I was disappointed in myself for taking a chance on someone who had consecutively lied about his commitment. I had become so consumed in sins of the flesh. Although I considering myself a “Christian”, I still thought it was okay to have sex with my ex-boyfriend. I justified it by telling myself, “we were in love”, and because we, as adults, have “needs.”

However, I was reminded that God has a purpose for us. Although we may not always understand it, the Bible clearly states that His plan is solid. God knows before we sin against Him, and He still sends His love and grace down upon us in ways we don’t even realize in the moment. For some, like myself, it takes “struggles” like this for us to see God’s unfailing love and mercy for us.

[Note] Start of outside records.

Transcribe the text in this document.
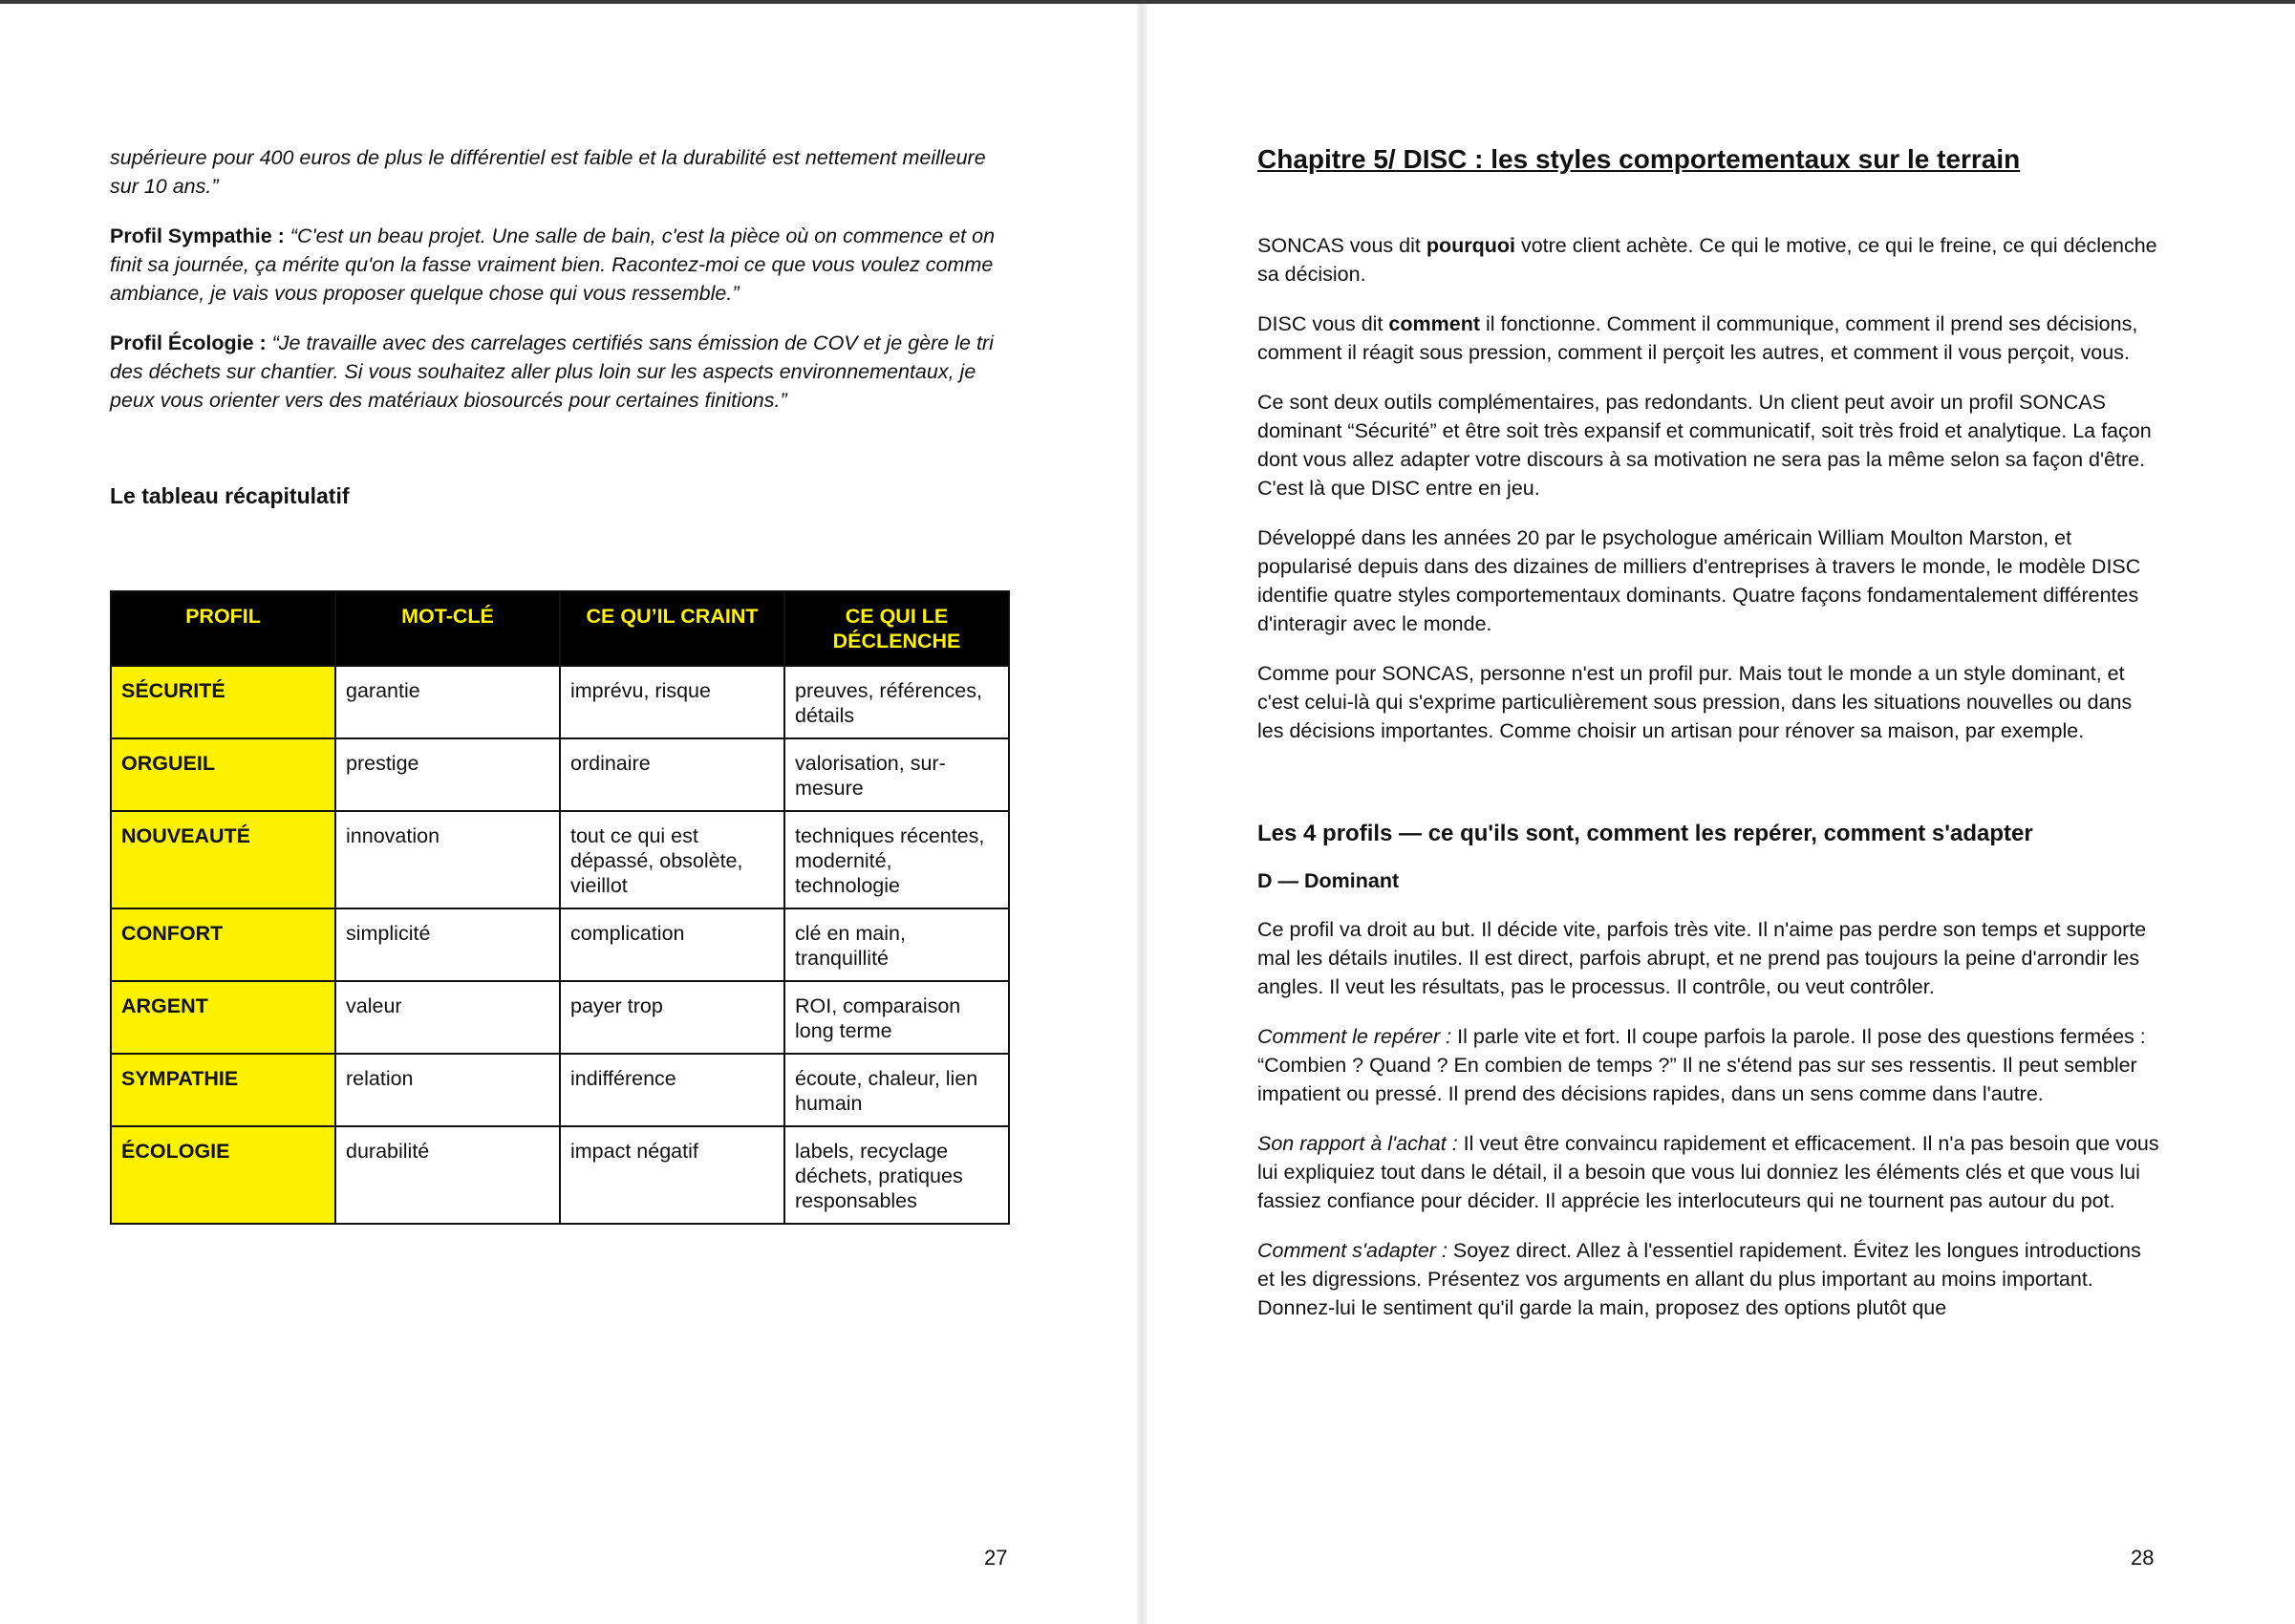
supérieure pour 400 euros de plus le différentiel est faible et la durabilité est nettement meilleure sur 10 ans.”

Profil Sympathie : “C'est un beau projet. Une salle de bain, c'est la pièce où on commence et on finit sa journée, ça mérite qu'on la fasse vraiment bien. Racontez-moi ce que vous voulez comme ambiance, je vais vous proposer quelque chose qui vous ressemble.”

Profil Écologie : “Je travaille avec des carrelages certifiés sans émission de COV et je gère le tri des déchets sur chantier. Si vous souhaitez aller plus loin sur les aspects environnementaux, je peux vous orienter vers des matériaux biosourcés pour certaines finitions.”

Le tableau récapitulatif

PROFIL	MOT-CLÉ	CE QU’IL CRAINT	CE QUI LE DÉCLENCHE
SÉCURITÉ	garantie	imprévu, risque	preuves, références, détails
ORGUEIL	prestige	ordinaire	valorisation, sur-mesure
NOUVEAUTÉ	innovation	tout ce qui est dépassé, obsolète, vieillot	techniques récentes, modernité, technologie
CONFORT	simplicité	complication	clé en main, tranquillité
ARGENT	valeur	payer trop	ROI, comparaison long terme
SYMPATHIE	relation	indifférence	écoute, chaleur, lien humain
ÉCOLOGIE	durabilité	impact négatif	labels, recyclage déchets, pratiques responsables
27
Chapitre 5/ DISC : les styles comportementaux sur le terrain

SONCAS vous dit pourquoi votre client achète. Ce qui le motive, ce qui le freine, ce qui déclenche sa décision.

DISC vous dit comment il fonctionne. Comment il communique, comment il prend ses décisions, comment il réagit sous pression, comment il perçoit les autres, et comment il vous perçoit, vous.

Ce sont deux outils complémentaires, pas redondants. Un client peut avoir un profil SONCAS dominant “Sécurité” et être soit très expansif et communicatif, soit très froid et analytique. La façon dont vous allez adapter votre discours à sa motivation ne sera pas la même selon sa façon d'être. C'est là que DISC entre en jeu.

Développé dans les années 20 par le psychologue américain William Moulton Marston, et popularisé depuis dans des dizaines de milliers d'entreprises à travers le monde, le modèle DISC identifie quatre styles comportementaux dominants. Quatre façons fondamentalement différentes d'interagir avec le monde.

Comme pour SONCAS, personne n'est un profil pur. Mais tout le monde a un style dominant, et c'est celui-là qui s'exprime particulièrement sous pression, dans les situations nouvelles ou dans les décisions importantes. Comme choisir un artisan pour rénover sa maison, par exemple.

Les 4 profils — ce qu'ils sont, comment les repérer, comment s'adapter
D — Dominant

Ce profil va droit au but. Il décide vite, parfois très vite. Il n'aime pas perdre son temps et supporte mal les détails inutiles. Il est direct, parfois abrupt, et ne prend pas toujours la peine d'arrondir les angles. Il veut les résultats, pas le processus. Il contrôle, ou veut contrôler.

Comment le repérer : Il parle vite et fort. Il coupe parfois la parole. Il pose des questions fermées : “Combien ? Quand ? En combien de temps ?” Il ne s'étend pas sur ses ressentis. Il peut sembler impatient ou pressé. Il prend des décisions rapides, dans un sens comme dans l'autre.

Son rapport à l'achat : Il veut être convaincu rapidement et efficacement. Il n'a pas besoin que vous lui expliquiez tout dans le détail, il a besoin que vous lui donniez les éléments clés et que vous lui fassiez confiance pour décider. Il apprécie les interlocuteurs qui ne tournent pas autour du pot.

Comment s'adapter : Soyez direct. Allez à l'essentiel rapidement. Évitez les longues introductions et les digressions. Présentez vos arguments en allant du plus important au moins important. Donnez-lui le sentiment qu'il garde la main, proposez des options plutôt que

28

“In my distress I called to the Lord, and he answered me. From deep in the realm of the dead I called for help, and you listened to my cry.” Jonah 2:2

Before my son was born, I picked the name Jonah after reading the short book of Jonah in the Bible. In Jonah’s story, he disobeyed God, and he was swallowed by a big fish. He prayed to God and asked for forgiveness from inside the fish. After three days, the Lord had the fish spit Jonah out, and he was forgiven.

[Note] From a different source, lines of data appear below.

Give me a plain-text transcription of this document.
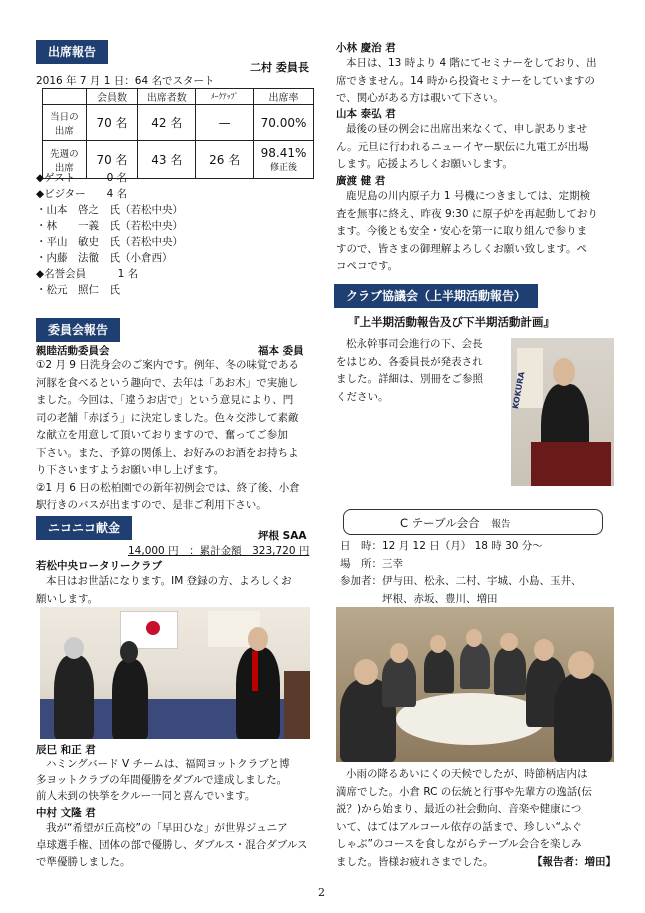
出席報告
二村 委員長
2016 年 7 月 1 日：64 名でスタート
	会員数	出席者数	ﾒｰｸｱｯﾌﾟ	出席率
当日の出席	70 名	42 名	—	70.00%
先週の出席	70 名	43 名	26 名	98.41%
修正後
◆ゲスト　　　0 名
◆ビジター　　4 名
・山本　啓之　氏（若松中央）
・林　　一義　氏（若松中央）
・平山　敏史　氏（若松中央）
・内藤　法徹　氏（小倉西）
◆名誉会員　　　1 名
・松元　照仁　氏
委員会報告
親睦活動委員会	福本 委員
①2 月 9 日洗身会のご案内です。例年、冬の味覚である
河豚を食べるという趣向で、去年は「あお木」で実施し
ました。今回は、「違うお店で」という意見により、門
司の老舗「赤ぼう」に決定しました。色々交渉して素敵
な献立を用意して頂いておりますので、奮ってご参加
下さい。また、予算の関係上、お好みのお酒をお持ちよ
り下さいますようお願い申し上げます。
②1 月 6 日の松柏園での新年初例会では、終了後、小倉
駅行きのバスが出ますので、是非ご利用下さい。
ニコニコ献金
坪根 SAA
14,000 円　：累計金額　323,720 円
若松中央ロータリークラブ
本日はお世話になります。IM 登録の方、よろしくお
願いします。
辰巳 和正 君
ハミングバード V チームは、福岡ヨットクラブと博
多ヨットクラブの年間優勝をダブルで達成しました。
前人未到の快挙をクルー一同と喜んでいます。
中村 文隆 君
我が“希望が丘高校”の「早田ひな」が世界ジュニア
卓球選手権、団体の部で優勝し、ダブルス・混合ダブルス
で準優勝しました。
小林 慶治 君
本日は、13 時より 4 階にてセミナーをしており、出
席できません。14 時から投資セミナーをしていますの
で、関心がある方は覗いて下さい。
山本 泰弘 君
最後の昼の例会に出席出来なくて、申し訳ありませ
ん。元旦に行われるニューイヤー駅伝に九電工が出場
します。応援よろしくお願いします。
廣渡 健 君
鹿児島の川内原子力 1 号機につきましては、定期検
査を無事に終え、昨夜 9:30 に原子炉を再起動しており
ます。今後とも安全・安心を第一に取り組んで参りま
すので、皆さまの御理解よろしくお願い致します。ペ
コペコです。
クラブ協議会（上半期活動報告）
『上半期活動報告及び下半期活動計画』
松永幹事司会進行の下、会長
をはじめ、各委員長が発表され
ました。詳細は、別冊をご参照
ください。	KOKURA
C テーブル会合 報告
日　時：12 月 12 日（月） 18 時 30 分～
場　所：三幸
参加者： 伊与田、松永、二村、宇城、小島、玉井、
坪根、赤坂、豊川、増田
小雨の降るあいにくの天候でしたが、時節柄店内は
満席でした。小倉 RC の伝統と行事や先輩方の逸話(伝
説？)から始まり、最近の社会動向、音楽や健康につ
いて、はてはアルコール依存の話まで、珍しい“ふぐ
しゃぶ”のコースを食しながらテーブル会合を楽しみ
ました。皆様お疲れさまでした。	【報告者：増田】
2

Jonah knew that he was disobeying God by not following his instructions to go to the city of Nineveh and speak out against its wickedness. Just as I knew that I was disobeying God by continuing a sinful relationship with my son’s father. I felt as though going through an unplanned pregnancy without the father was my storm.

However, the birth of my son was my forgiveness, my redemption, and my second chance. We are children of a loving and forgiving God. I cried out to him at my lowest point, when I experienced the rejection, fear, and disappointment, He forgave me and restored me by allowing me to be the mother of one of His precious children.

After the birth of Jonah, The Lord continued to be the father that my child and I deserve, time and time again. Just when I reach my breaking point he catches me and says, “Trust me.”

Two years later, my son and I are doing great. I am blessed with phenomenal parents who were there for me during my pregnancy and birth of my son and also now. I am part of a women’s group, and I just signed a mortgage on our first home. All of this is possible because we are the children of a perfect and faithful God who has a perfect way for us, even when we can see no way for ourselves.